Petra Vlhova wird nach ihrem Sturz mit einem Schlitten von Rettungshelfern ins Tal gebracht. Foto: Pier Marco Tacca/AP/dpa

In Jasna in der Slowakei hofften tausende Ski-Fans auf ein Duell zwischen Vlhova und Shiffrin. Dann aber stürzt die Lokalmatadorin und verletzt sich schwer. Die Diagnose ist niederschmetternd.

Jasna - Für Top-Skirennfahrerin Petra Vlhova ist die alpine Saison vorzeitig zu Ende. Die Slowakin stürzte bei ihrem Heim-Weltcup in Jasna und erlitt eine schwere Knieverletzung.

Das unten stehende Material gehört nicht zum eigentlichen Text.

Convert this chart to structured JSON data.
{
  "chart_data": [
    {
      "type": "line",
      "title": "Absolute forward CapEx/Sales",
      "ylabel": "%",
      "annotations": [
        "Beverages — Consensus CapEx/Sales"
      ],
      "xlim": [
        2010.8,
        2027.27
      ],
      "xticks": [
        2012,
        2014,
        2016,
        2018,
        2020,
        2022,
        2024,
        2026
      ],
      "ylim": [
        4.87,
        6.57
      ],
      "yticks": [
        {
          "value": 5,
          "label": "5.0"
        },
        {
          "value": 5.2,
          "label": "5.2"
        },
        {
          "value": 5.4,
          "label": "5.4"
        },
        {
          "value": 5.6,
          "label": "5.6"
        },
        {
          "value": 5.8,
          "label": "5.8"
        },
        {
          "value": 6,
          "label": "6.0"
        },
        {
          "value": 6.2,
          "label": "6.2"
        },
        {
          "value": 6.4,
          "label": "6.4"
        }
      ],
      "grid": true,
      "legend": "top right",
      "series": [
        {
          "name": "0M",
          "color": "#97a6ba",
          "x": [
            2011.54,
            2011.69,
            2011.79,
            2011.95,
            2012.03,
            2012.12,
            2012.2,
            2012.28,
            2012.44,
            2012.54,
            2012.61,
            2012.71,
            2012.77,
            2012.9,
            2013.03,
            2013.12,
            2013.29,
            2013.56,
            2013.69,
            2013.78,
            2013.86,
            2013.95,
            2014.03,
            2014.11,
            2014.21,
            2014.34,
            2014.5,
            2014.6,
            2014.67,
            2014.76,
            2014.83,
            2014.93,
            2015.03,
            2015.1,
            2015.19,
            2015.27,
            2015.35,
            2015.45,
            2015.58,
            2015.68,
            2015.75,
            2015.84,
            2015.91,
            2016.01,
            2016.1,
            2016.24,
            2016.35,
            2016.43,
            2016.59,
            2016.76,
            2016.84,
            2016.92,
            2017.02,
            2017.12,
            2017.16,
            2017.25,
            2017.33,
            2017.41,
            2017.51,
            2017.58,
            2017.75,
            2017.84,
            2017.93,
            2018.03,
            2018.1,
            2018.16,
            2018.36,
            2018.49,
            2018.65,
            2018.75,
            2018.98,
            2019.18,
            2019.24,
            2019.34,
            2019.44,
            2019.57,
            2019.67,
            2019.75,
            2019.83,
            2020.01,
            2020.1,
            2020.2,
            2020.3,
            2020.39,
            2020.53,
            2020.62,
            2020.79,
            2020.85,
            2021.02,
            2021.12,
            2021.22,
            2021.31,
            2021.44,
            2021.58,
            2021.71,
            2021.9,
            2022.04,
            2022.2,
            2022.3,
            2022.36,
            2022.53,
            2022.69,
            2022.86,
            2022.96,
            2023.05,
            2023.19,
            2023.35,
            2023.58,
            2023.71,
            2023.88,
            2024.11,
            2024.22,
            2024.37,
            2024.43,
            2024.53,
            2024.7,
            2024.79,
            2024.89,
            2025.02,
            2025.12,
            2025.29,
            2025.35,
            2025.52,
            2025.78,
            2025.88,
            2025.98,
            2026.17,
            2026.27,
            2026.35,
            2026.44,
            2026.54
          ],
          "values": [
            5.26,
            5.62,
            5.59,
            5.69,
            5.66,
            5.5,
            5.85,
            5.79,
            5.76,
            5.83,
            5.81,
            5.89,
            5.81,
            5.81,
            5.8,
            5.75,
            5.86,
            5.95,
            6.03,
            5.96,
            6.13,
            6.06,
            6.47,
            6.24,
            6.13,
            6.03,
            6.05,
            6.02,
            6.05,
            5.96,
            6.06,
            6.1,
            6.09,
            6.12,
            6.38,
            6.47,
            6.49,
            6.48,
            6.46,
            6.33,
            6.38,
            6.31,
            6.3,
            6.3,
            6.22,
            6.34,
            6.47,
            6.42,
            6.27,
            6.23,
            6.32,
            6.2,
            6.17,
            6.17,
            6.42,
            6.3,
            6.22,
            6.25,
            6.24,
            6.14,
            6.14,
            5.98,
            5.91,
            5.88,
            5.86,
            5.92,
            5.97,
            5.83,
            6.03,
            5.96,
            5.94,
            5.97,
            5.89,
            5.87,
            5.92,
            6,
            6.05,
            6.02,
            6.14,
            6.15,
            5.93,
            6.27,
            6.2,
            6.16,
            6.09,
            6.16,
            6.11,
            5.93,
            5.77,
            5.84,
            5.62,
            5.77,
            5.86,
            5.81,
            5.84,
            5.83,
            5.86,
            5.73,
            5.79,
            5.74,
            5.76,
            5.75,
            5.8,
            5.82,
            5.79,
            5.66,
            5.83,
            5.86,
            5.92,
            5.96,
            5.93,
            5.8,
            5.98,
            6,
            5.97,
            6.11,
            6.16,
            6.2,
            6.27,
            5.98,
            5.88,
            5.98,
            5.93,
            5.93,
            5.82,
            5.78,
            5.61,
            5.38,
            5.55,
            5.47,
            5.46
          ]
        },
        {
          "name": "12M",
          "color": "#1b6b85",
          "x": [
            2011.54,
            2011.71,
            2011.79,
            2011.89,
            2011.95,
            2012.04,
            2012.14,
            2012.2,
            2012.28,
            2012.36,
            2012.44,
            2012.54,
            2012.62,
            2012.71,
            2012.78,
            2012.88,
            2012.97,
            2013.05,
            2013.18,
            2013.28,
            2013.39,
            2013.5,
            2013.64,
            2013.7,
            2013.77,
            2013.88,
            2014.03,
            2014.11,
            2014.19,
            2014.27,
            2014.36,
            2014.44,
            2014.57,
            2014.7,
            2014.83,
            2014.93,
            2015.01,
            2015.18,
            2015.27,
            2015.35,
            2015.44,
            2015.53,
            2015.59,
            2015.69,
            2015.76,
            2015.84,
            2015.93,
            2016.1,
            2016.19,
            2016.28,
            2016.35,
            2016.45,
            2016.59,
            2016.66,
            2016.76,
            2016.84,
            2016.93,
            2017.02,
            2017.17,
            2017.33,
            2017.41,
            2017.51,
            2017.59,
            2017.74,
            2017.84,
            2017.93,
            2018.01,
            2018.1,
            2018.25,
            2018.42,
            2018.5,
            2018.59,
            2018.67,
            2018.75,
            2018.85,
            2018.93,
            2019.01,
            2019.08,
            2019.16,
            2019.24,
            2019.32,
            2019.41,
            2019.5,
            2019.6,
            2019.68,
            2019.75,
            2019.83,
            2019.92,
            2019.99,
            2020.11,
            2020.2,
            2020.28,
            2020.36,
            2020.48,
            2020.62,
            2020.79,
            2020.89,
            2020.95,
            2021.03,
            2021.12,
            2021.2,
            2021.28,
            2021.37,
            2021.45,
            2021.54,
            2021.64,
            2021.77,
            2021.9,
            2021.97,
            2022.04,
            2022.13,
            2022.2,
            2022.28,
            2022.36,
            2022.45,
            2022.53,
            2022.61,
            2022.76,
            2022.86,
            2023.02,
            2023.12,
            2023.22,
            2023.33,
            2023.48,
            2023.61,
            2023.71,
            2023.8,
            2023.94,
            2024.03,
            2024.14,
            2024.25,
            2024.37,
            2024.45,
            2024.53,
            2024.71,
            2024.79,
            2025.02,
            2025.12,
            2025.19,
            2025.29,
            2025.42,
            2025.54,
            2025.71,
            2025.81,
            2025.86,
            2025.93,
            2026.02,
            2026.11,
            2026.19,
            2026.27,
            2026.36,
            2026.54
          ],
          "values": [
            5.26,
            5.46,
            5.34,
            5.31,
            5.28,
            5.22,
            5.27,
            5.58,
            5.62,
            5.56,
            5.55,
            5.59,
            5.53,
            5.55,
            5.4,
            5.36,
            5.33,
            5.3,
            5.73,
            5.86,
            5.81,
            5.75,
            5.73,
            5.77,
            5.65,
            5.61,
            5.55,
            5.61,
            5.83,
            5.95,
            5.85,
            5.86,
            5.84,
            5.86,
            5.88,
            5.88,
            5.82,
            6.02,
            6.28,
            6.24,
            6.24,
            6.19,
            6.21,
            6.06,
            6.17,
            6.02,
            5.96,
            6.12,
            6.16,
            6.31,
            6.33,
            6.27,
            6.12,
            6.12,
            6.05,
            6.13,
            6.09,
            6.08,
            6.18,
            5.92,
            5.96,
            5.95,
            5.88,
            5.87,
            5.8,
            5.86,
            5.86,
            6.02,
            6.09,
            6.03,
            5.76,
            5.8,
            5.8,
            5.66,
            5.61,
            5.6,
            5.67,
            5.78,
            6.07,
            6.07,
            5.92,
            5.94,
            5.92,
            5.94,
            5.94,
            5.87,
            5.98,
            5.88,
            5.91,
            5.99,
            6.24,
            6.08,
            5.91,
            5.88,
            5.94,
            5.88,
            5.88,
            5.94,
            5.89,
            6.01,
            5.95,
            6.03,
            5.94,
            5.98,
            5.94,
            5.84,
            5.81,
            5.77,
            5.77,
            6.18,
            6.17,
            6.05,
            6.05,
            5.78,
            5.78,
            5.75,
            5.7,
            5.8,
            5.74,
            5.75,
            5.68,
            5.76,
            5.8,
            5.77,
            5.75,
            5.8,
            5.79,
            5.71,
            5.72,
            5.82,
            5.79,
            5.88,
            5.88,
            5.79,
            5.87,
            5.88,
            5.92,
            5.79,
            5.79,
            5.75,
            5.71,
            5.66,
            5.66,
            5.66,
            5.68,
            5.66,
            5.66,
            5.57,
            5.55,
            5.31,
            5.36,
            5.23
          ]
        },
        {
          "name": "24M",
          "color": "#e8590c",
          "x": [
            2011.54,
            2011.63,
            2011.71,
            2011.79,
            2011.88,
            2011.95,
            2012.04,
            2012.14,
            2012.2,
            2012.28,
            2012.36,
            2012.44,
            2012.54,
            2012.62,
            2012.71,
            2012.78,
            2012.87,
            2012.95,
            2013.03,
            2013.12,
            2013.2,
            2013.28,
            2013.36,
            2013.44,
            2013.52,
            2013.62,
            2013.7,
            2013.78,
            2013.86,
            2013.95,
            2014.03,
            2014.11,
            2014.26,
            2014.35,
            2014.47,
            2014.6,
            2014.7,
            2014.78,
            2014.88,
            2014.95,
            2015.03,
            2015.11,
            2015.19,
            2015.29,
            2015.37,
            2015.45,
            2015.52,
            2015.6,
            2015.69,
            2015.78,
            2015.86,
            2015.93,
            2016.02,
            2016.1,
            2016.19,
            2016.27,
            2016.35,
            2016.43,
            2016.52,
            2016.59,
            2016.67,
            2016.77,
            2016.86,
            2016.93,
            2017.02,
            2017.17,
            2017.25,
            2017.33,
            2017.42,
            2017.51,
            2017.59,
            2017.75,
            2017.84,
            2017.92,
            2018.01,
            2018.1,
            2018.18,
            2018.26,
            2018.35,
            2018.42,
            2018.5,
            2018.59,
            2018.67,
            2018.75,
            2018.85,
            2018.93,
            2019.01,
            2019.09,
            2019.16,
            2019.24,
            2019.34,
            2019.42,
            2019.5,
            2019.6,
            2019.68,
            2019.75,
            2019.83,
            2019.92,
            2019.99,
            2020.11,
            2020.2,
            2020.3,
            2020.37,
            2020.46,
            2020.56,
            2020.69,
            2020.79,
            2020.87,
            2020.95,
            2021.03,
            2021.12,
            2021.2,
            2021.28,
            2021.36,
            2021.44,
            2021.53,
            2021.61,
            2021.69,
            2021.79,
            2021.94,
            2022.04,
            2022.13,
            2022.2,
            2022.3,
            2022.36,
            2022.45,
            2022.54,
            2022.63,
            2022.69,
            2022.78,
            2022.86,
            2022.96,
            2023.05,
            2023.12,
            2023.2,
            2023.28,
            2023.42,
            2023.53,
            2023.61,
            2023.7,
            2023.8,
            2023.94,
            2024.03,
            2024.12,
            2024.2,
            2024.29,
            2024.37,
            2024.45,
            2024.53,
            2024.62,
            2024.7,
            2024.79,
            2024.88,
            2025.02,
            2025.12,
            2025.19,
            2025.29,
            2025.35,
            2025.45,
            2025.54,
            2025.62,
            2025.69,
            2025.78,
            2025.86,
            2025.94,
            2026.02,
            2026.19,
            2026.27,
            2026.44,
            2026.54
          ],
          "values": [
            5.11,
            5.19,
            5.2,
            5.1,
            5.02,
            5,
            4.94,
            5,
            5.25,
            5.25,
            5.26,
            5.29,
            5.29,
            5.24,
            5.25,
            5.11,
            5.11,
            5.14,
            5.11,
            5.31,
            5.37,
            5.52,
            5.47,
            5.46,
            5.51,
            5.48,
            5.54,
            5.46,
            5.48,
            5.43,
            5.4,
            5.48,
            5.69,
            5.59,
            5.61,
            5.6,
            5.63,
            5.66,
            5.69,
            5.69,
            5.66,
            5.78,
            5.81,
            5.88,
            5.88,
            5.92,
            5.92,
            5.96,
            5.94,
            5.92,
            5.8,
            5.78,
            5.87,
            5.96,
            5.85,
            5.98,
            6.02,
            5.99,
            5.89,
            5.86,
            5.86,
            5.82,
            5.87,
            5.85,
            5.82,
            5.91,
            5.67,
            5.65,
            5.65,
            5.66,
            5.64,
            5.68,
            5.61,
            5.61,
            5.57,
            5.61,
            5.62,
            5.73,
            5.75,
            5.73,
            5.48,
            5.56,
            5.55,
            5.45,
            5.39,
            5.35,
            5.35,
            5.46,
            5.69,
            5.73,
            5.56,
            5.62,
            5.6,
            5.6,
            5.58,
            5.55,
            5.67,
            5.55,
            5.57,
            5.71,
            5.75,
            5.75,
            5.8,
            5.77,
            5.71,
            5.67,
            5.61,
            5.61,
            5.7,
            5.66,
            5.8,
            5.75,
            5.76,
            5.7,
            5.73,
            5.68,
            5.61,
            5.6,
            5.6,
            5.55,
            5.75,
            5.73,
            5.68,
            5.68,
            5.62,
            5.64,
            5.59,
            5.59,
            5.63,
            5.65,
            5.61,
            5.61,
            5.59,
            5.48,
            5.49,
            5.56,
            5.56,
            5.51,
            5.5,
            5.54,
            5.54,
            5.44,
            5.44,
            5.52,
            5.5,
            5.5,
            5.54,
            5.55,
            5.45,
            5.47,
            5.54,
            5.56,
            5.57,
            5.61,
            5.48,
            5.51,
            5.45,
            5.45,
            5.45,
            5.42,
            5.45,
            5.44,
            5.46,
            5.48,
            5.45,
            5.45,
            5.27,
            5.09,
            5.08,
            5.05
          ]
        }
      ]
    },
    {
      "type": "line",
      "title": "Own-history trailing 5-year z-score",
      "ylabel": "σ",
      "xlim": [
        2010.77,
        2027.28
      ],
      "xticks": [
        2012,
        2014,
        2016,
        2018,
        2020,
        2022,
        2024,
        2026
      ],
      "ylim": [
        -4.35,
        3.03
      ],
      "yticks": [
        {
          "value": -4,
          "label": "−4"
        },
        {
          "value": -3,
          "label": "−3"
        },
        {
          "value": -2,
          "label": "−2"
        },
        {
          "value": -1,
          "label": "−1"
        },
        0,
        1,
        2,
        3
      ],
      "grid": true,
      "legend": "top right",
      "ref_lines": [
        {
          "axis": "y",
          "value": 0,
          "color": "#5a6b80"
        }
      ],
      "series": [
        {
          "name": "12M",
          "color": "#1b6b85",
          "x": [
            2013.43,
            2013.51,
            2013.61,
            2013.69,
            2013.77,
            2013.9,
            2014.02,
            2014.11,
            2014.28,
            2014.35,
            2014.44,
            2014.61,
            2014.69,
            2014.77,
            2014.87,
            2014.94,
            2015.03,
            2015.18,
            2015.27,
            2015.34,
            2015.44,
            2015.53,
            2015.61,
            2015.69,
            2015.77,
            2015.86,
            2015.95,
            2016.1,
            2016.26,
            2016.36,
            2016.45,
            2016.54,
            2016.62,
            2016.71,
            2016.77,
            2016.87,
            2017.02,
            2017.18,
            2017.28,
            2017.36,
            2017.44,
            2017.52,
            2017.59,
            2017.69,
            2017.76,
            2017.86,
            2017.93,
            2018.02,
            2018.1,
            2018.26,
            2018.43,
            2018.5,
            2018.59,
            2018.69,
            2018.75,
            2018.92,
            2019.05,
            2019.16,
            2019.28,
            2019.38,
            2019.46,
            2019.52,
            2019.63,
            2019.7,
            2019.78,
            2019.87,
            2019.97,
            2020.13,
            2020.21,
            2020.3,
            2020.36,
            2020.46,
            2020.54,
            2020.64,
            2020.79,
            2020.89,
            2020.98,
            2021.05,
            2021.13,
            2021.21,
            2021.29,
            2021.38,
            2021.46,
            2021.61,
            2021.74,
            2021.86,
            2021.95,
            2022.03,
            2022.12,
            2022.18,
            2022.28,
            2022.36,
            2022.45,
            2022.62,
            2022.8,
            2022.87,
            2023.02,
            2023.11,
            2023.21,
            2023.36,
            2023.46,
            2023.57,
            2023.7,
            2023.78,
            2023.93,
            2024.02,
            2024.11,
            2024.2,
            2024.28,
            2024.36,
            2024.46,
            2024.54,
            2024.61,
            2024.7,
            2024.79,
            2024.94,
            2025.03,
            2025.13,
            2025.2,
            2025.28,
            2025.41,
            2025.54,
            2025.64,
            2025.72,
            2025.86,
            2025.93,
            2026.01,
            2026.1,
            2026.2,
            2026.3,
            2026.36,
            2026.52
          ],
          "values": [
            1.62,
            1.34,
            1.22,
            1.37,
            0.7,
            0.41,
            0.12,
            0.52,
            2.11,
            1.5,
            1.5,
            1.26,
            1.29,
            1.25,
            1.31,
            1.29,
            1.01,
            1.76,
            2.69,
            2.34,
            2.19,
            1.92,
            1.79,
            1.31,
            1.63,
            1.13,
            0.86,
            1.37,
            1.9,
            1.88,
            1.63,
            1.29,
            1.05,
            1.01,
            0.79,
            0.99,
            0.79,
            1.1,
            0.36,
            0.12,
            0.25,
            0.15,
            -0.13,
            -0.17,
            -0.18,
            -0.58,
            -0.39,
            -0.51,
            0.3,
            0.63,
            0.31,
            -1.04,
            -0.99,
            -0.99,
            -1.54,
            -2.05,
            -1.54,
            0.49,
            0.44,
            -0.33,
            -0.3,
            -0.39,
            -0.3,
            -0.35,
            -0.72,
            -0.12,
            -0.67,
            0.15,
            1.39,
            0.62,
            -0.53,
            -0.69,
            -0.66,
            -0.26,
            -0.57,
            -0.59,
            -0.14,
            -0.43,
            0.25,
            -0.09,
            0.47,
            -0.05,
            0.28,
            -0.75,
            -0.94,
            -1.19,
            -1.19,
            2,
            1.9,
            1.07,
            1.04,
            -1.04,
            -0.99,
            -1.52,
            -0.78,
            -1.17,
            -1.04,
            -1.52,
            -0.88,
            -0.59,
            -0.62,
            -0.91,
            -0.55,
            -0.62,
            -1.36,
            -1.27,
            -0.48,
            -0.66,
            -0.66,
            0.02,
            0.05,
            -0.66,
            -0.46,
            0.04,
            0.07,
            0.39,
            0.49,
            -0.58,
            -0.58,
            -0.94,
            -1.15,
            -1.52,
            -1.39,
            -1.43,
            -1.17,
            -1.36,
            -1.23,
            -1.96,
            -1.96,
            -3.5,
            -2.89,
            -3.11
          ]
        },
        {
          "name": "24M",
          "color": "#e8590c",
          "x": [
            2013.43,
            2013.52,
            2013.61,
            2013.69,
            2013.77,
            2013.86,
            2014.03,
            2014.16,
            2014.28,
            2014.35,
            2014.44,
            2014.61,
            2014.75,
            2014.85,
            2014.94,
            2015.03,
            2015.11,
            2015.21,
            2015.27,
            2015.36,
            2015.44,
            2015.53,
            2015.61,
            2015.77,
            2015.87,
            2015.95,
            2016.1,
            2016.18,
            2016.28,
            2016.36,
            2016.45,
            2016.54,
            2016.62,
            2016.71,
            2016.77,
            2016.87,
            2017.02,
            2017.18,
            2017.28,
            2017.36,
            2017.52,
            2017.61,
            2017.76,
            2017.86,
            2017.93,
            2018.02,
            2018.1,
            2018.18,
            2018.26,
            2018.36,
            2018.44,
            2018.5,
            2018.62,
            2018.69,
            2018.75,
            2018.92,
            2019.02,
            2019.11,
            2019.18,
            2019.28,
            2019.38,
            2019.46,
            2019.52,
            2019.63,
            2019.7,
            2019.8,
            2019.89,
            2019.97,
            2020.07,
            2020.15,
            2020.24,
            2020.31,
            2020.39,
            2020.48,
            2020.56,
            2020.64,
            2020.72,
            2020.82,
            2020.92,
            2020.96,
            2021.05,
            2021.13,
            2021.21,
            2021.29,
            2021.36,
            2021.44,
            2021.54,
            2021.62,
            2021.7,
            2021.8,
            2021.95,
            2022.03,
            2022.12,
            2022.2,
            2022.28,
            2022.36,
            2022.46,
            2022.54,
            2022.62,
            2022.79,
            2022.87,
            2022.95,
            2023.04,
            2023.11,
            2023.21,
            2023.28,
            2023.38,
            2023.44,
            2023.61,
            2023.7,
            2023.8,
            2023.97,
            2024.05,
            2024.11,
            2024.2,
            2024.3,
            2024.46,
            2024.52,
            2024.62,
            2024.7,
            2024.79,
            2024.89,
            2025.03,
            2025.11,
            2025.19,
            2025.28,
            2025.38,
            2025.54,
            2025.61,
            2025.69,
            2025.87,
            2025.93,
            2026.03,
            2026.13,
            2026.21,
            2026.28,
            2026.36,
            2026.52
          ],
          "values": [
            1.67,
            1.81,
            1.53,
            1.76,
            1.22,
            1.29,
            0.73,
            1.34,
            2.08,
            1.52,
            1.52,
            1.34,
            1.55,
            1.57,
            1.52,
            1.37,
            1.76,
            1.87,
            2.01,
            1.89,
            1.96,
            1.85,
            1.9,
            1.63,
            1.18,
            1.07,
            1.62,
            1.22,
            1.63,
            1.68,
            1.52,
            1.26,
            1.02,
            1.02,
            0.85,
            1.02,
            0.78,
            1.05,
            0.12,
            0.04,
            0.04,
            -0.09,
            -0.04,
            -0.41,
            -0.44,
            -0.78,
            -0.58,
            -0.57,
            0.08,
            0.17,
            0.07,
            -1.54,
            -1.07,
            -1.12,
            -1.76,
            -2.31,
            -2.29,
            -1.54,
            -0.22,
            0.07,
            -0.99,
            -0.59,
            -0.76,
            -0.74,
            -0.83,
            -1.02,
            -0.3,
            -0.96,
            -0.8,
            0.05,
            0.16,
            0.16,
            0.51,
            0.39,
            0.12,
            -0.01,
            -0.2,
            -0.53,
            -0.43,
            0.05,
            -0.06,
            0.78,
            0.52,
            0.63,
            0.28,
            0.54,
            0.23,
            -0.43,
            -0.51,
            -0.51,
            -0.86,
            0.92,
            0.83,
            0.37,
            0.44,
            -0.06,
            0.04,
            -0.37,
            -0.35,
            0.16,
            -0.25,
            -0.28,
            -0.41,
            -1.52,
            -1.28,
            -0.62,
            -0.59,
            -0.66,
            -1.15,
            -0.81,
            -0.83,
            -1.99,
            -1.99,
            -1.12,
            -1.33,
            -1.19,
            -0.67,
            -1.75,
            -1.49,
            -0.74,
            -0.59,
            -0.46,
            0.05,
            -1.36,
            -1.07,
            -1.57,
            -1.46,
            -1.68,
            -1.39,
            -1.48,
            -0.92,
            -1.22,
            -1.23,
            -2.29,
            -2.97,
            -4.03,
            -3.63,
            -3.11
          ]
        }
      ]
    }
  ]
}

Wie ihr Trainer Mauro Pini mitteilte, wurden im Krankenhaus Bänderrisse im rechten Knie diagnostiziert, wegen denen ein Comeback in diesem Winter nicht möglich sei. In den nächsten Tagen soll über eine Operation bei der Slalom-Olympiasiegerin von 2022 und Riesenslalom-Weltmeisterin von 2019 entschieden werden.

Die Slowakin war im ersten Durchgang des Riesenslaloms zu Fall gekommen, dabei mit Rücken und Kopf aufgeschlagen und hatte sich das Knie verdreht. Sie musste an der Strecke in den Karpaten behandelt und dann mit dem Rettungsschlitten ins Tal gebracht werden.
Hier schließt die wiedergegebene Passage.